By 12:45 eastern time, the S&P 500 briefly dipped slightly into the red before regaining momentum.
Oil rose 27% to $17 a barrel, a continued rebound from negative prices earlier in the week, as storage capacity runs out and and oversupplied oil producers had seen their prices collapse. The recent rise in price indicates to the market that oil companies can rebound by the second half of the year, as prices do the same. This is supportive of employment. Still, some oil companies may have to cut capital spending and lay workers off in the near-term.
But the market’s optimism on oil is consistent with its broader view that the economy will rebound after the Coronavirus-induced recession, as lockdowns ease and fiscal and monetary stimulus keeps flowing for the near-term.
Exxon Mobil (XOM) - Get Report and Chevron (CVX) - Get Report have risen 40% and 55% since March 23, respectively, while the S&P 500 has risen 25% in that span. Thursday, Exxon and Chevron rose 5% and 4%.
Also supporting sentiment is the government’s apparent ability to get spending legislation passed through Congress quickly so small businesses and can continue to enjoy a supported level of liquidity.
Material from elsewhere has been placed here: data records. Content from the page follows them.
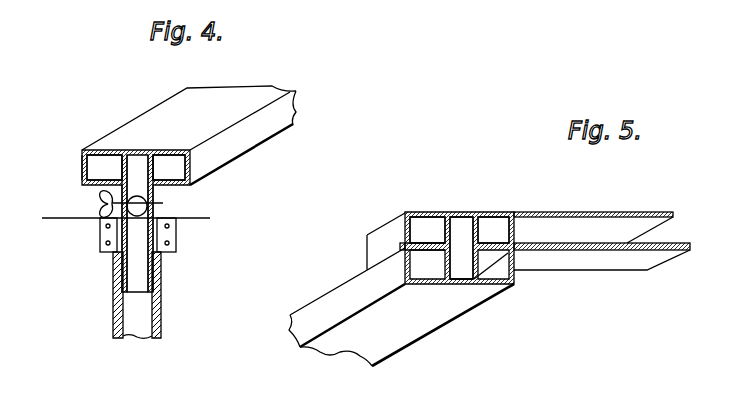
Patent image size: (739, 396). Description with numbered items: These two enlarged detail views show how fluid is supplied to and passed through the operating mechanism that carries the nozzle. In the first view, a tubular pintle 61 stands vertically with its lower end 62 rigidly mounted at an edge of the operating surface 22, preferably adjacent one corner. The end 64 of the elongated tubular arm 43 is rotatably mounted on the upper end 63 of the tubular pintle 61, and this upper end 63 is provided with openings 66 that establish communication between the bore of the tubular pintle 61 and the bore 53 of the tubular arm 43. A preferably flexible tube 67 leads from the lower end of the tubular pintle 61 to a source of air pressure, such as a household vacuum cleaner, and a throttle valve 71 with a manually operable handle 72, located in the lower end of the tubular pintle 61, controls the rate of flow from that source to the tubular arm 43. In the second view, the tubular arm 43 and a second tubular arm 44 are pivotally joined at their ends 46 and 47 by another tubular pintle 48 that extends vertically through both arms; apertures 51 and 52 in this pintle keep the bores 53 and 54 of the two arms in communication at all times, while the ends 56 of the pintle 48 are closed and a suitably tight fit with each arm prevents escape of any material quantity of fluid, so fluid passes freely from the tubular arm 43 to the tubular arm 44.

In FIG. 4, the operating surface 22 is at (61, 218).
In FIG. 4, the tubular arm 43 is at (182, 100).
In FIG. 5, the tubular arm 43 is at (388, 359).
In FIG. 5, the tubular arm 44 is at (645, 212).
In FIG. 5, the end of arm 46 is at (500, 294).
In FIG. 5, the end of arm 47 is at (421, 212).
In FIG. 5, the tubular pintle 48 is at (465, 212).
In FIG. 5, the aperture 51 is at (446, 259).
In FIG. 5, the aperture 52 is at (478, 231).
In FIG. 4, the bore 53 is at (97, 160).
In FIG. 5, the bore 53 is at (498, 271).
In FIG. 5, the bore 54 is at (567, 223).
In FIG. 5, the end of tube 56 is at (462, 279).
In FIG. 4, the tubular pintle 61 is at (172, 173).
In FIG. 4, the lower end 62 is at (177, 235).
In FIG. 4, the upper end 63 is at (139, 150).
In FIG. 4, the end of arm 64 is at (105, 133).
In FIG. 4, the openings 66 is at (122, 161).
In FIG. 4, the flexible tube 67 is at (115, 277).
In FIG. 4, the throttle valve 71 is at (156, 205).
In FIG. 4, the handle 72 is at (101, 220).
The House will vote on the $484 billion spending plan, which includes more than $300 billion appropriated to the Small Business Administration for lending.
Some are concerned that the fast burn though by small businesses through of the first batch will be replicated in this second batch or that it won’t be enough. Uncertainty about the sharpness of an economic remains, while stock valuations are stretched.